Se desactiva el argumento de la TGSS relativo a los antiguos contratos por obra o servicio —extrapolable al actual modelo de contrato laboral artístico de carácter temporal (ex art. 5 Real Decreto 1435/1985)—, lo que protege un modelo contractual que sigue siendo ampliamente utilizado por las productoras para responder a la intermitencia de los proyectos.

Recomendaciones prácticas y conclusiones

Aunque la sentencia reconoce expresamente la naturaleza de centro móvil o itinerante propia de una producción audiovisual, resulta muy recomendable que cada proyecto establezca formalmente un centro base de operaciones, aunque sea temporal o administrativo. No es necesario que se trate de una sede física permanente: puede ser la oficina de producción, la localización inicial del rodaje o el punto de reunión desde el que se organizan los desplazamientos del equipo. La correcta identificación y documentación de este centro base facilita acreditar que los movimientos del personal se realizan desde un lugar habitual de prestación de servicios hacia otras localizaciones, reforzando así la exención de las dietas y evitando controversias futuras con la TGSS.

Asimismo, es aconsejable mantener una trazabilidad documental mínima pero consistente que permita demostrar los desplazamientos desde ese punto inicial: planes de rodaje, permisos de localización, listados de movilidad diaria, billetes de transporte, reservas de alojamiento o cualquier otro soporte que evidencie la realidad operativa del proyecto. La sentencia ha consolidado la idea de que basta con acreditar el desplazamiento —sin necesidad de justificar cada gasto concreto—, pero contar con una estructura documental organizada y vinculada al centro base aporta un plus de seguridad jurídica ante eventuales actuaciones inspectoras.

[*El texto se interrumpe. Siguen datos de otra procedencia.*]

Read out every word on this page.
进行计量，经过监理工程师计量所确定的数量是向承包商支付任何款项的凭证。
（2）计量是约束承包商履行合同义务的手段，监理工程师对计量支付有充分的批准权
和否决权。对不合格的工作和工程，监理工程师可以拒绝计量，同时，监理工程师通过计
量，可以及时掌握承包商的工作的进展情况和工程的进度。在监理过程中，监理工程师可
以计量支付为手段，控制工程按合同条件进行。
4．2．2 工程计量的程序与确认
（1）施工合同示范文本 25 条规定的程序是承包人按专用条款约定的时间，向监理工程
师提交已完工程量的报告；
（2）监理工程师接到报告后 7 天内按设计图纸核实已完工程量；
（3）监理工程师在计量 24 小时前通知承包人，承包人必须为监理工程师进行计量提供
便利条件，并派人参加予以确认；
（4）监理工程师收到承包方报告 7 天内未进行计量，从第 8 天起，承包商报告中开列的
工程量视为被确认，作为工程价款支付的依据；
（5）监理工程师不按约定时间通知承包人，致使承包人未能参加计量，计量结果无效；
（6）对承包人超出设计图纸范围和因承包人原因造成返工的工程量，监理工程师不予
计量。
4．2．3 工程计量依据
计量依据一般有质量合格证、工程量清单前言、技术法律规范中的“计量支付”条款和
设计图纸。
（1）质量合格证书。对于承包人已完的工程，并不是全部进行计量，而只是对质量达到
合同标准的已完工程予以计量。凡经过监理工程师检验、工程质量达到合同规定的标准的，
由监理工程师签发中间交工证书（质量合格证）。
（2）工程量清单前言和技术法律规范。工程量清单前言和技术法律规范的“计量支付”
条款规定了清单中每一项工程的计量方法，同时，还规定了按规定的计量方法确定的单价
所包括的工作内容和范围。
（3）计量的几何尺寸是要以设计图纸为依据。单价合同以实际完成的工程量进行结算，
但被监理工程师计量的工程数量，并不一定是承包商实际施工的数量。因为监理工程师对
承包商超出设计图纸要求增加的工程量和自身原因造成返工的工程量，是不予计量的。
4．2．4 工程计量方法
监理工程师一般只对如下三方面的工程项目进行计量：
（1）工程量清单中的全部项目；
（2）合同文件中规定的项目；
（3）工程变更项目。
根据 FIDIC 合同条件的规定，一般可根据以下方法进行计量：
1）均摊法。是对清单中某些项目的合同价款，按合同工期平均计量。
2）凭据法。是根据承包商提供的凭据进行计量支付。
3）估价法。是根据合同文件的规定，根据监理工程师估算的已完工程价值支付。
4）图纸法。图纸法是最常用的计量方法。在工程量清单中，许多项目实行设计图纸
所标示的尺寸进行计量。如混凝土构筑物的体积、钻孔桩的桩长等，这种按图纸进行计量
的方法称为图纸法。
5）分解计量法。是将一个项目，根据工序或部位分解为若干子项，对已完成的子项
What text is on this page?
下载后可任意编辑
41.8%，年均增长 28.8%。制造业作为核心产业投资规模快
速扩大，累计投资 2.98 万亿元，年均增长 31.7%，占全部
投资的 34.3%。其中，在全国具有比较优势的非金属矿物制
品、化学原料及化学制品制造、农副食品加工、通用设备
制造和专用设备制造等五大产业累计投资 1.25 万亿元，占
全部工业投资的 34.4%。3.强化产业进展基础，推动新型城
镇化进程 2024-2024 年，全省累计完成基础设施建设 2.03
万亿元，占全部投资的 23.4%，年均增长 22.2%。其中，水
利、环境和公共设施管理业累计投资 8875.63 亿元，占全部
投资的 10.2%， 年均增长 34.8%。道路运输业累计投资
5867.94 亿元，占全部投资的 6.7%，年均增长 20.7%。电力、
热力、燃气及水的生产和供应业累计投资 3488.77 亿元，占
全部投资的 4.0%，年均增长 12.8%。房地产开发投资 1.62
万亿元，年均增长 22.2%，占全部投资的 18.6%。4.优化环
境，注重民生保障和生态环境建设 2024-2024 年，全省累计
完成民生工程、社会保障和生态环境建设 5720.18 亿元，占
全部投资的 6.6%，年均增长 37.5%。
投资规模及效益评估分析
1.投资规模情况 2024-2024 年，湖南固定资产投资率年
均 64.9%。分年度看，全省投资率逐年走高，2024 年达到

A modo de conclusión, cabe decir que la interpretación de la normativa laboral debe ser compatible con la naturaleza creativa y dinámica del sector audiovisual, y esta sentencia supone un paso importante en esa dirección. Confirma que las dietas no son salario encubierto, sino compensaciones necesarias para garantizar la movilidad del personal técnico y artístico. Y reconoce, por fin, que la itinerancia no es una excepción, sino la esencia misma de la producción audiovisual.

En definitiva, estamos ante una resolución que no solo resuelve un litigio individual, sino que aporta seguridad jurídica y contribuye a construir un marco regulatorio razonable, equilibrado y ajustado a la realidad de cómo se producen películas, series y rodajes en España.